ダンジョン経営、お助けしますよ。
とある町の路地裏に、小さな店が立っていた。
看板には『ダンジョン経営、お助けします』の文字。
店のカウンターには痩せぎすの男が立っていた。
男の元へ、一人の若者がやってきた。
――なになに? ダンジョンを経営してみようと思ったが、地下迷宮を掘るのが面倒くさい?
そんなあなたには、この魔法のツルハシがお勧め! 地面に突き立てると、あっという間にお望みの地下迷宮が出来上がるでしょう。
痩せぎすの男は笑って応えた。
しばらくすると、再び若者がやってきた。
――なになに? 地下迷宮はできたけれど、今度は侵入者を捉える罠が欲しい?
そんなあなたには、このインスタントトラップがお勧め! 迷宮のあちこちに取り付けるだけで、ランダムな罠が生成されるでしょう。
痩せぎすの男は笑って応えた。
しばらくすると、再び若者がやってきた。
――なになに? 罠は沢山増えたけれど、今度は配下の魔物を捕まえるのが大変?
そんなあなたには、この魔法の捕獲機がお勧め! 適当な餌を入れておけば、それに応じた魔物がわらわら寄ってくるでしょう。
痩せぎすの男は笑って応えた。
若者のダンジョンは、複雑な仕組みの地下迷宮や悪辣なトラップ、そして恐ろしい魔物に満たされた。
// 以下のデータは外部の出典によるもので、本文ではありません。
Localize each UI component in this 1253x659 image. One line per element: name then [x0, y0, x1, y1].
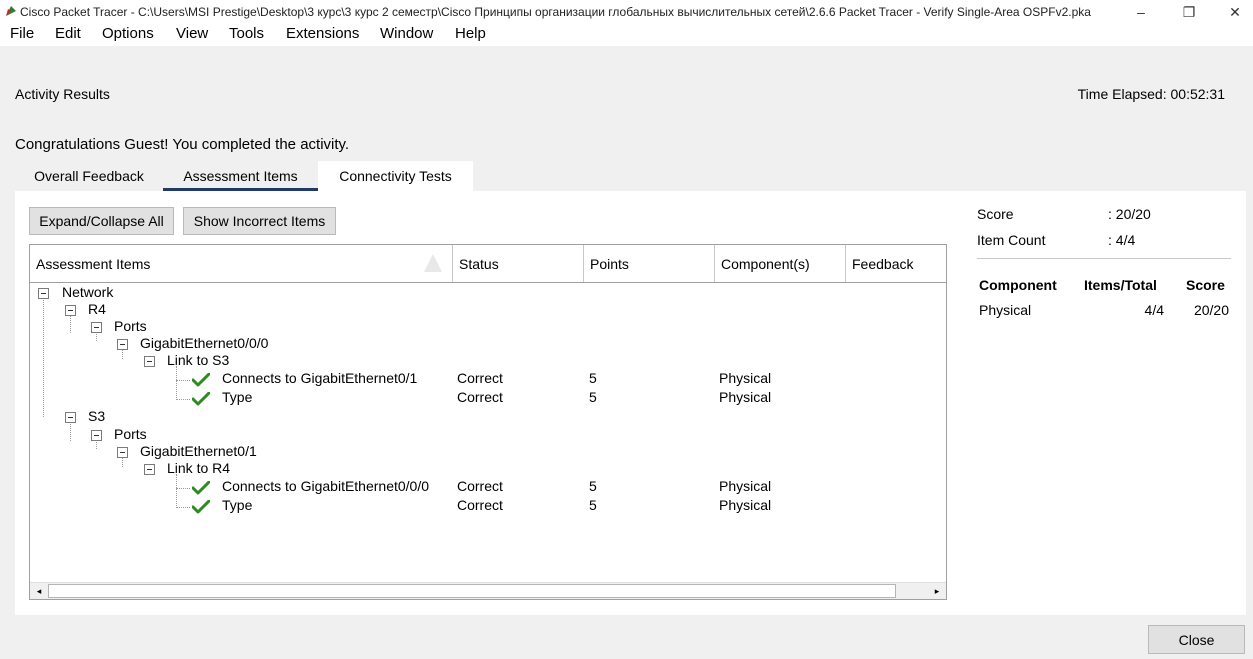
menu-bar: File Edit Options View Tools Extensions …	[0, 24, 1253, 46]
menu-tools[interactable]: Tools	[229, 25, 264, 42]
scrollbar-thumb[interactable]	[48, 584, 896, 598]
horizontal-scrollbar[interactable]: ◂ ▸	[30, 582, 946, 599]
tab-overall-feedback[interactable]: Overall Feedback	[15, 161, 163, 191]
tree-node-ports[interactable]: Ports	[114, 426, 147, 442]
menu-help[interactable]: Help	[455, 25, 486, 42]
check-icon	[192, 373, 210, 387]
component-column-header: Component	[979, 277, 1057, 293]
tree-node-link[interactable]: Link to R4	[167, 460, 230, 476]
menu-options[interactable]: Options	[102, 25, 154, 42]
menu-extensions[interactable]: Extensions	[286, 25, 359, 42]
component-cell: Physical	[719, 389, 772, 405]
close-window-button[interactable]: ✕	[1212, 0, 1253, 24]
tree-connector	[176, 507, 190, 508]
collapse-toggle-icon[interactable]	[65, 305, 76, 316]
menu-view[interactable]: View	[176, 25, 208, 42]
column-header-components[interactable]: Component(s)	[715, 245, 846, 282]
activity-results-title: Activity Results	[15, 86, 110, 102]
status-cell: Correct	[457, 389, 503, 405]
item-count-value: : 4/4	[1108, 232, 1136, 248]
score-column-header: Score	[1186, 277, 1225, 293]
check-icon	[192, 481, 210, 495]
menu-window[interactable]: Window	[380, 25, 433, 42]
menu-file[interactable]: File	[10, 25, 34, 42]
tree-connector	[176, 366, 177, 400]
congratulations-message: Congratulations Guest! You completed the…	[15, 136, 350, 153]
restore-button[interactable]: ❐	[1166, 0, 1212, 24]
collapse-toggle-icon[interactable]	[65, 412, 76, 423]
collapse-toggle-icon[interactable]	[91, 430, 102, 441]
tree-connector	[70, 313, 71, 333]
tree-connector	[176, 380, 190, 381]
tree-node-interface[interactable]: GigabitEthernet0/0/0	[140, 335, 268, 351]
items-total-cell: 4/4	[1144, 302, 1164, 318]
menu-edit[interactable]: Edit	[55, 25, 81, 42]
tree-node-ports[interactable]: Ports	[114, 318, 147, 334]
check-icon	[192, 500, 210, 514]
tree-node-interface[interactable]: GigabitEthernet0/1	[140, 443, 257, 459]
collapse-toggle-icon[interactable]	[117, 339, 128, 350]
tree-node-network[interactable]: Network	[62, 284, 113, 300]
tab-assessment-items[interactable]: Assessment Items	[163, 161, 318, 191]
tree-node-item[interactable]: Connects to GigabitEthernet0/0/0	[222, 478, 429, 494]
sort-indicator-icon	[424, 254, 442, 272]
show-incorrect-items-button[interactable]: Show Incorrect Items	[183, 207, 336, 235]
assessment-items-grid: Assessment Items Status Points Component…	[29, 244, 947, 600]
tree-connector	[70, 421, 71, 441]
collapse-toggle-icon[interactable]	[91, 322, 102, 333]
component-score-cell: 20/20	[1193, 302, 1229, 318]
tree-node-r4[interactable]: R4	[88, 301, 106, 317]
column-header-status[interactable]: Status	[453, 245, 584, 282]
column-header-feedback[interactable]: Feedback	[846, 245, 946, 282]
component-cell: Physical	[719, 478, 772, 494]
scroll-left-icon[interactable]: ◂	[32, 584, 46, 598]
tree-node-link[interactable]: Link to S3	[167, 352, 229, 368]
time-elapsed: Time Elapsed: 00:52:31	[1077, 86, 1225, 102]
points-cell: 5	[589, 478, 597, 494]
status-cell: Correct	[457, 370, 503, 386]
tree-connector	[176, 488, 190, 489]
column-header-label: Assessment Items	[36, 256, 151, 272]
tree-connector	[176, 399, 190, 400]
title-bar: Cisco Packet Tracer - C:\Users\MSI Prest…	[0, 0, 1253, 24]
component-cell: Physical	[719, 497, 772, 513]
expand-collapse-all-button[interactable]: Expand/Collapse All	[29, 207, 174, 235]
scroll-right-icon[interactable]: ▸	[930, 584, 944, 598]
points-cell: 5	[589, 370, 597, 386]
packet-tracer-app-icon	[6, 6, 16, 16]
collapse-toggle-icon[interactable]	[117, 447, 128, 458]
tree-node-s3[interactable]: S3	[88, 408, 105, 424]
score-value: : 20/20	[1108, 206, 1151, 222]
close-button[interactable]: Close	[1148, 625, 1245, 654]
collapse-toggle-icon[interactable]	[38, 288, 49, 299]
tab-connectivity-tests[interactable]: Connectivity Tests	[318, 161, 473, 191]
minimize-button[interactable]: –	[1118, 0, 1164, 24]
window-title: Cisco Packet Tracer - C:\Users\MSI Prest…	[20, 5, 1091, 19]
item-count-label: Item Count	[977, 232, 1046, 248]
status-cell: Correct	[457, 497, 503, 513]
tree-connector	[43, 297, 44, 417]
component-name-cell: Physical	[979, 302, 1032, 318]
items-total-column-header: Items/Total	[1084, 277, 1157, 293]
column-header-points[interactable]: Points	[584, 245, 715, 282]
summary-divider	[977, 258, 1231, 259]
component-cell: Physical	[719, 370, 772, 386]
check-icon	[192, 392, 210, 406]
points-cell: 5	[589, 389, 597, 405]
tree-node-item[interactable]: Type	[222, 389, 252, 405]
tree-connector	[176, 474, 177, 508]
column-header-assessment-items[interactable]: Assessment Items	[30, 245, 453, 282]
points-cell: 5	[589, 497, 597, 513]
collapse-toggle-icon[interactable]	[144, 464, 155, 475]
collapse-toggle-icon[interactable]	[144, 356, 155, 367]
grid-header: Assessment Items Status Points Component…	[30, 245, 946, 283]
tree-node-item[interactable]: Type	[222, 497, 252, 513]
tree-connector	[122, 349, 123, 359]
score-label: Score	[977, 206, 1014, 222]
tree-node-item[interactable]: Connects to GigabitEthernet0/1	[222, 370, 417, 386]
tree-connector	[122, 457, 123, 467]
status-cell: Correct	[457, 478, 503, 494]
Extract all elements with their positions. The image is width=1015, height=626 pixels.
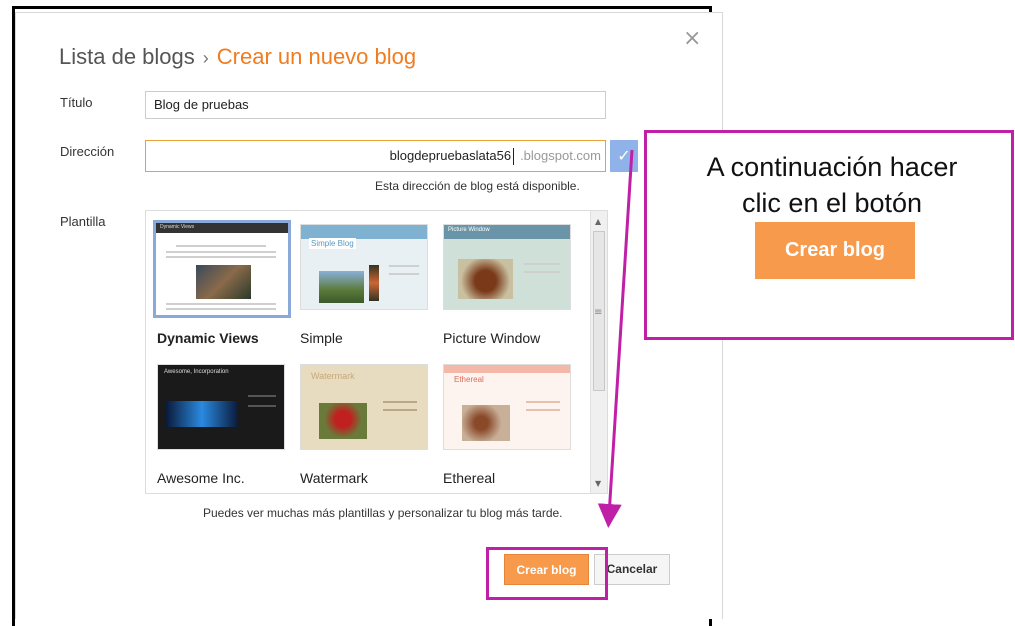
arrow-line — [597, 149, 634, 528]
pointer-arrow — [597, 149, 634, 528]
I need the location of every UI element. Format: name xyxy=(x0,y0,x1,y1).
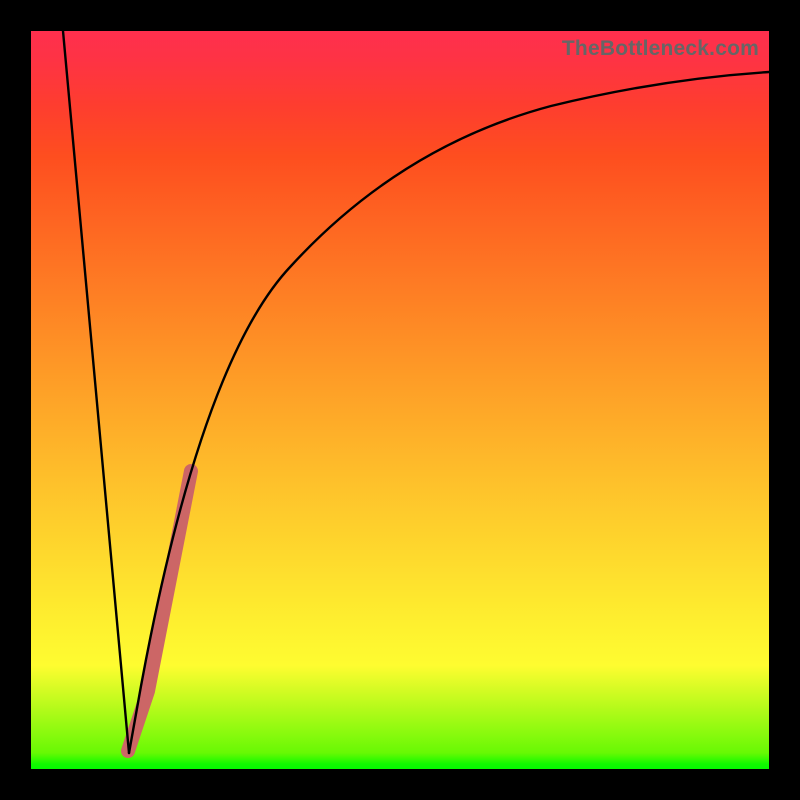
chart-container: TheBottleneck.com xyxy=(0,0,800,800)
curve-left-descent xyxy=(63,31,129,753)
chart-curves xyxy=(31,31,769,769)
curve-right-rise xyxy=(129,72,769,753)
plot-area: TheBottleneck.com xyxy=(31,31,769,769)
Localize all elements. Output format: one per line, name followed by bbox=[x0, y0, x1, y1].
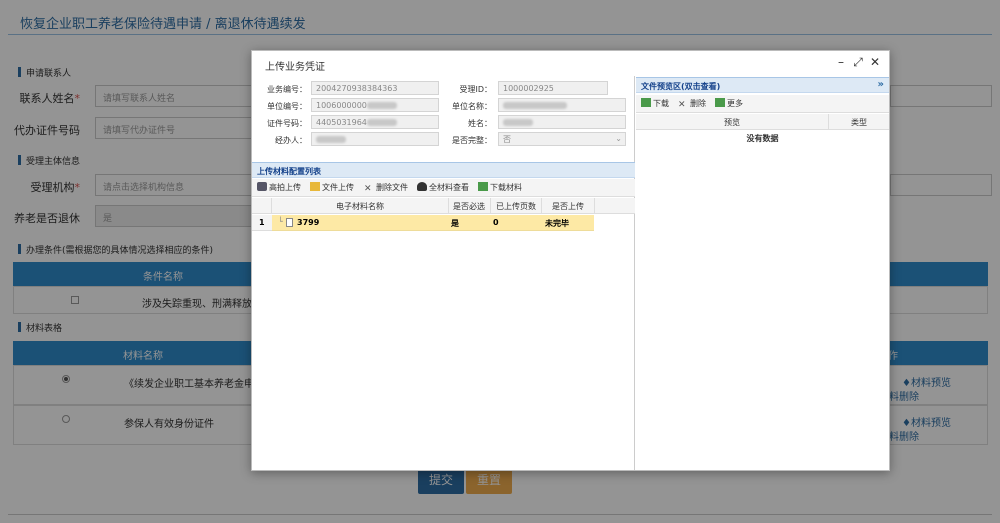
cert-no-field: 4405031964 bbox=[311, 115, 439, 129]
unit-no-label: 单位编号： bbox=[267, 102, 307, 111]
uploaded-cell: 未完毕 bbox=[545, 219, 569, 228]
accept-id-label: 受理ID： bbox=[459, 85, 492, 94]
name-field bbox=[498, 115, 626, 129]
complete-label: 是否完整： bbox=[452, 136, 492, 145]
download-material-button[interactable]: 下载材料 bbox=[478, 182, 522, 193]
maximize-icon[interactable]: ⤢ bbox=[851, 55, 865, 69]
preview-delete-button[interactable]: ✕ 删除 bbox=[678, 98, 706, 110]
preview-download-button[interactable]: 下载 bbox=[641, 98, 669, 109]
preview-toolbar: 下载 ✕ 删除 更多 bbox=[636, 95, 889, 113]
camera-icon bbox=[257, 182, 267, 191]
biz-no-label: 业务编号： bbox=[267, 85, 307, 94]
accept-id-field: 1000002925 bbox=[498, 81, 608, 95]
binoculars-icon bbox=[417, 182, 427, 191]
download-icon bbox=[478, 182, 488, 191]
table-row[interactable]: └ 3799 是 0 未完毕 bbox=[272, 215, 594, 231]
handler-label: 经办人： bbox=[275, 136, 307, 145]
col-uploaded: 是否上传 bbox=[552, 202, 584, 211]
empty-message: 没有数据 bbox=[746, 134, 779, 143]
download-icon bbox=[641, 98, 651, 107]
folder-upload-icon bbox=[310, 182, 320, 191]
unit-name-label: 单位名称： bbox=[452, 102, 492, 111]
required-cell: 是 bbox=[451, 219, 459, 228]
more-icon bbox=[715, 98, 725, 107]
col-preview: 预览 bbox=[724, 118, 740, 127]
preview-panel-title: 文件预览区(双击查看) » bbox=[636, 77, 889, 93]
preview-more-button[interactable]: 更多 bbox=[715, 98, 743, 109]
biz-no-field: 2004270938384363 bbox=[311, 81, 439, 95]
dialog-header: 上传业务凭证 – ⤢ ✕ bbox=[252, 51, 889, 75]
delete-icon: ✕ bbox=[678, 100, 686, 110]
cert-no-label: 证件号码： bbox=[267, 119, 307, 128]
complete-select: 否 ⌄ bbox=[498, 132, 626, 146]
upload-grid-header: 电子材料名称 是否必选 已上传页数 是否上传 bbox=[252, 198, 635, 214]
preview-grid-header: 预览 类型 bbox=[636, 114, 889, 130]
delete-file-button[interactable]: ✕ 删除文件 bbox=[364, 182, 408, 194]
tree-line-icon: └ bbox=[278, 217, 283, 226]
material-name-cell: 3799 bbox=[297, 218, 320, 227]
upload-panel-title: 上传材料配置列表 bbox=[252, 162, 635, 178]
dialog-title: 上传业务凭证 bbox=[265, 62, 325, 73]
unit-name-field bbox=[498, 98, 626, 112]
file-upload-button[interactable]: 文件上传 bbox=[310, 182, 354, 193]
col-material-name: 电子材料名称 bbox=[336, 202, 384, 211]
camera-upload-button[interactable]: 高拍上传 bbox=[257, 182, 301, 193]
unit-no-field: 1006000000 bbox=[311, 98, 439, 112]
handler-field bbox=[311, 132, 439, 146]
row-number: 1 bbox=[259, 218, 265, 227]
col-pages: 已上传页数 bbox=[496, 202, 536, 211]
chevron-down-icon: ⌄ bbox=[615, 134, 622, 143]
preview-pane: 文件预览区(双击查看) » 下载 ✕ 删除 更多 预览 类型 没有数据 bbox=[636, 76, 889, 470]
close-icon[interactable]: ✕ bbox=[868, 55, 882, 69]
upload-left-pane: 业务编号： 2004270938384363 受理ID： 1000002925 … bbox=[252, 76, 635, 470]
col-required: 是否必选 bbox=[453, 202, 485, 211]
name-label: 姓名： bbox=[468, 119, 492, 128]
minimize-icon[interactable]: – bbox=[834, 55, 848, 69]
upload-dialog: 上传业务凭证 – ⤢ ✕ 业务编号： 2004270938384363 受理ID… bbox=[251, 50, 890, 471]
pages-cell: 0 bbox=[493, 218, 499, 227]
expand-icon[interactable]: » bbox=[878, 79, 884, 90]
delete-icon: ✕ bbox=[364, 184, 372, 194]
view-all-button[interactable]: 全材料查看 bbox=[417, 182, 469, 193]
row-number-cell: 1 bbox=[252, 215, 272, 231]
upload-toolbar: 高拍上传 文件上传 ✕ 删除文件 全材料查看 下载材料 bbox=[252, 179, 635, 197]
column-separator bbox=[594, 198, 595, 214]
file-icon bbox=[286, 218, 293, 227]
col-type: 类型 bbox=[851, 118, 867, 127]
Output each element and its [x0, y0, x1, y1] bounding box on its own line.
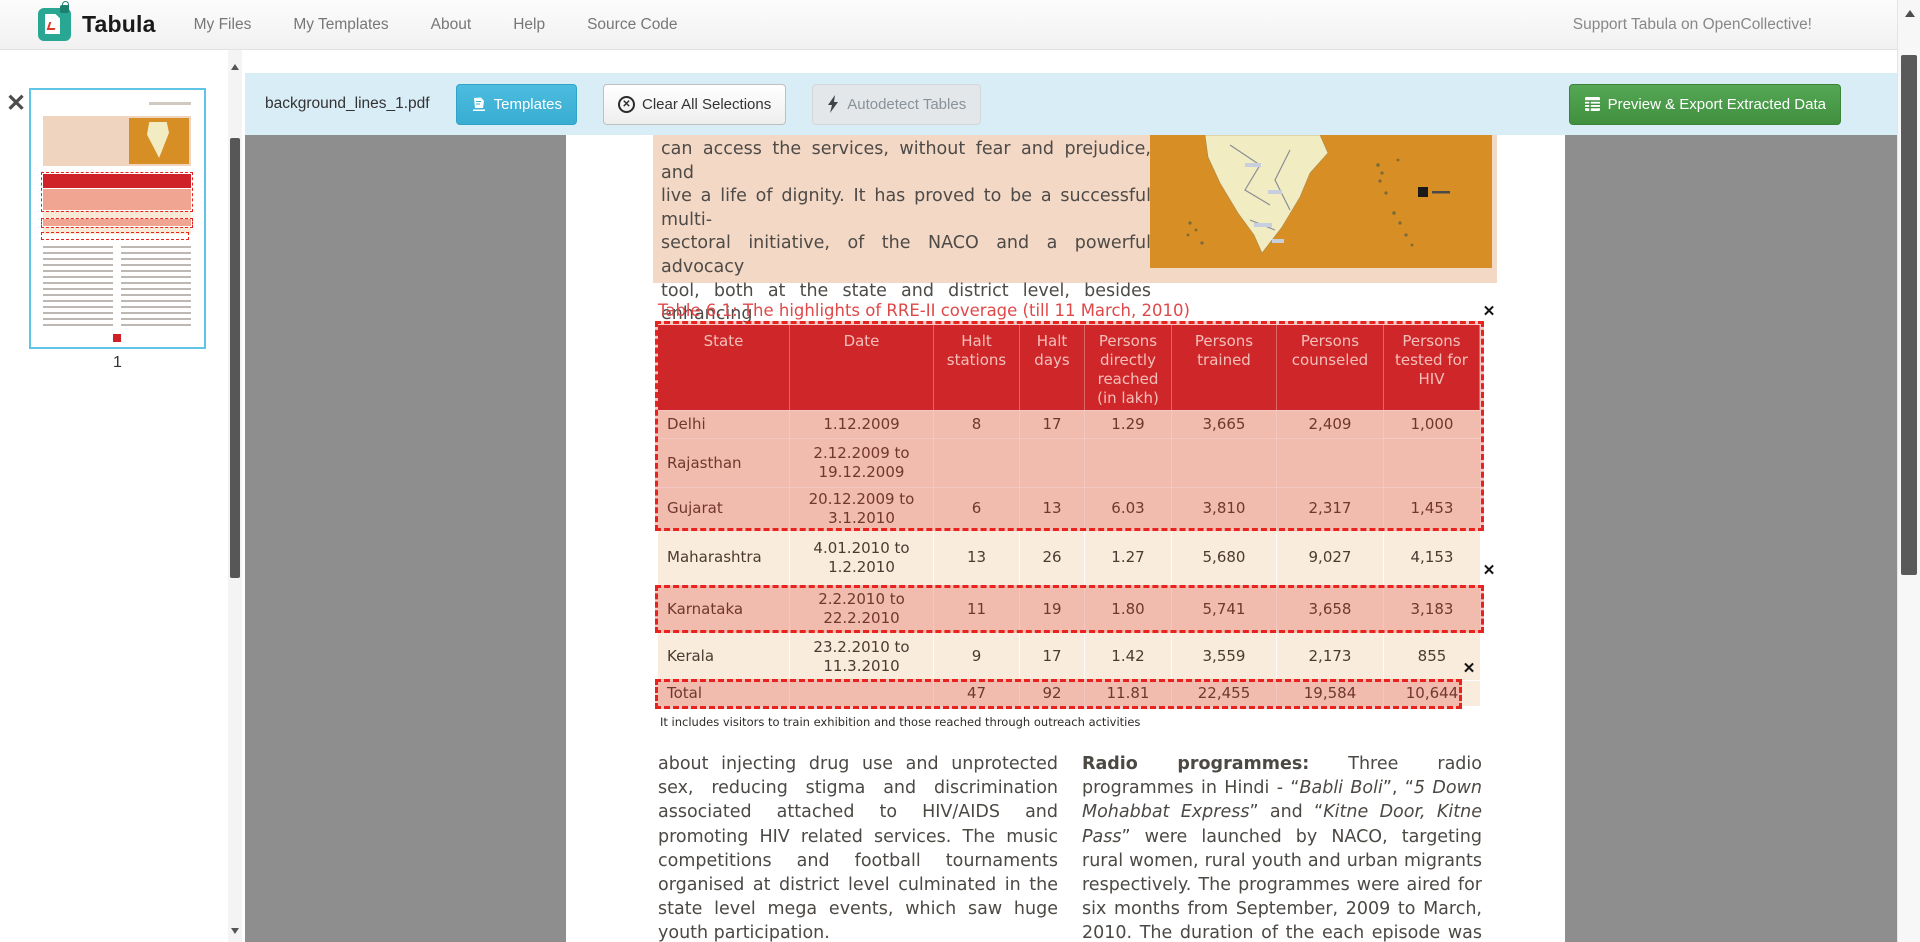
remove-selection-icon[interactable]: ✕ — [1481, 563, 1497, 579]
table-cell: 9 — [934, 632, 1020, 680]
thumb-map — [129, 118, 189, 164]
page-number-label: 1 — [29, 354, 206, 372]
scroll-up-arrow-icon[interactable] — [1905, 10, 1915, 17]
thumb-selection-box — [41, 172, 193, 212]
nav-my-templates[interactable]: My Templates — [293, 16, 388, 34]
table-cell: 1.27 — [1085, 529, 1172, 585]
text-segment: ” and “ — [1249, 802, 1323, 822]
remove-selection-icon[interactable]: ✕ — [1461, 661, 1477, 677]
table-title: Table 6.1: The highlights of RRE-II cove… — [658, 301, 1190, 320]
sidebar-scrollbar-thumb[interactable] — [230, 138, 240, 578]
table-cell: 2,173 — [1277, 632, 1384, 680]
toolbar: background_lines_1.pdf Templates ✕ Clear… — [245, 73, 1897, 135]
window-scrollbar[interactable] — [1897, 0, 1920, 942]
text-segment: ” were launched by NACO, targeting rural… — [1082, 827, 1482, 942]
template-file-icon — [471, 96, 487, 112]
thumbnail-sidebar: ✕ 1 — [0, 50, 245, 942]
support-link[interactable]: Support Tabula on OpenCollective! — [1573, 16, 1812, 34]
table-footnote: It includes visitors to train exhibition… — [660, 715, 1140, 729]
table-cell: 4.01.2010 to 1.2.2010 — [790, 529, 934, 585]
scroll-down-arrow-icon[interactable] — [231, 928, 239, 934]
thumb-header-line — [149, 102, 191, 105]
selection-box[interactable] — [655, 679, 1462, 709]
preview-export-button[interactable]: Preview & Export Extracted Data — [1569, 84, 1841, 125]
pdf-viewer: can access the services, without fear an… — [245, 135, 1897, 942]
sidebar-scrollbar[interactable] — [228, 50, 242, 942]
close-page-icon[interactable]: ✕ — [6, 92, 26, 116]
body-text-right-column: Radio programmes: Three radio programmes… — [1082, 752, 1482, 942]
selection-box[interactable] — [655, 585, 1484, 633]
india-map-image — [1150, 135, 1492, 268]
text-segment: ”, “ — [1383, 778, 1414, 798]
table-row: Maharashtra 4.01.2010 to 1.2.2010 13 26 … — [658, 529, 1480, 585]
map-legend-swatch — [1418, 187, 1428, 197]
templates-button[interactable]: Templates — [456, 84, 577, 125]
table-cell: 17 — [1020, 632, 1085, 680]
intro-paragraph-block: can access the services, without fear an… — [653, 135, 1497, 283]
thumb-selection-box — [41, 218, 193, 228]
thumb-paragraph-block — [43, 116, 191, 166]
autodetect-tables-button[interactable]: Autodetect Tables — [812, 84, 981, 125]
templates-button-label: Templates — [494, 96, 562, 113]
table-cell: 4,153 — [1384, 529, 1480, 585]
navbar: Tabula My Files My Templates About Help … — [0, 0, 1897, 50]
nav-my-files[interactable]: My Files — [194, 16, 252, 34]
pdf-page[interactable]: can access the services, without fear an… — [566, 135, 1565, 942]
remove-selection-icon[interactable]: ✕ — [1481, 304, 1497, 320]
table-cell: 23.2.2010 to 11.3.2010 — [790, 632, 934, 680]
thumb-text-columns — [43, 246, 191, 326]
thumb-page-number-mark — [113, 334, 121, 342]
text-segment: Radio programmes: — [1082, 754, 1309, 774]
body-text-left-column: about injecting drug use and unprotected… — [658, 752, 1058, 942]
brand-link[interactable]: Tabula — [38, 8, 156, 41]
clear-all-selections-button[interactable]: ✕ Clear All Selections — [603, 84, 786, 125]
nav-about[interactable]: About — [431, 16, 472, 34]
clear-button-label: Clear All Selections — [642, 96, 771, 113]
selection-box[interactable] — [655, 321, 1484, 531]
brand-title: Tabula — [82, 11, 156, 38]
table-cell: Maharashtra — [658, 529, 790, 585]
filename-label: background_lines_1.pdf — [265, 95, 430, 113]
table-cell: Kerala — [658, 632, 790, 680]
table-row: Kerala 23.2.2010 to 11.3.2010 9 17 1.42 … — [658, 632, 1480, 680]
tabula-app: Tabula My Files My Templates About Help … — [0, 0, 1920, 942]
table-cell: 26 — [1020, 529, 1085, 585]
nav-help[interactable]: Help — [513, 16, 545, 34]
spreadsheet-icon — [1584, 96, 1601, 112]
circled-x-icon: ✕ — [618, 96, 635, 113]
table-cell: 3,559 — [1172, 632, 1277, 680]
table-cell: 9,027 — [1277, 529, 1384, 585]
scroll-up-arrow-icon[interactable] — [231, 64, 239, 70]
autodetect-button-label: Autodetect Tables — [847, 96, 966, 113]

若者は喜んだ。これで俺もダンジョン経営ができるんだ! と。
それから数日後。
若者はダンジョンの中で命を落とした。
彼が作った迷宮も、トラップも、魔物も、彼も思い通りにならなかった。
複雑なダンジョンは容易に脱出する事が叶わず、仕掛けたトラップは若者に牙をむき、そして集めた魔物は彼自身の言う事を聞かず襲い掛かってきた。
こんなはずじゃなかったのに。
そんな後悔を抱くも、時すでに遅し。
若者は彼自身の作った迷宮に殺されたのだ。
――ああ。また死んでしまいましたか。
近頃は、自分の手に負えないレベルのダンジョンを作るような輩が増えましたねぇ。一体何に触発されたのやら。
まあそのお陰で、こちらも商売繁盛ですが。
ではでは。残った貴方の魂は、死神である私が頂きましょう。
若者の死体の隣で、痩せぎすの男が笑った。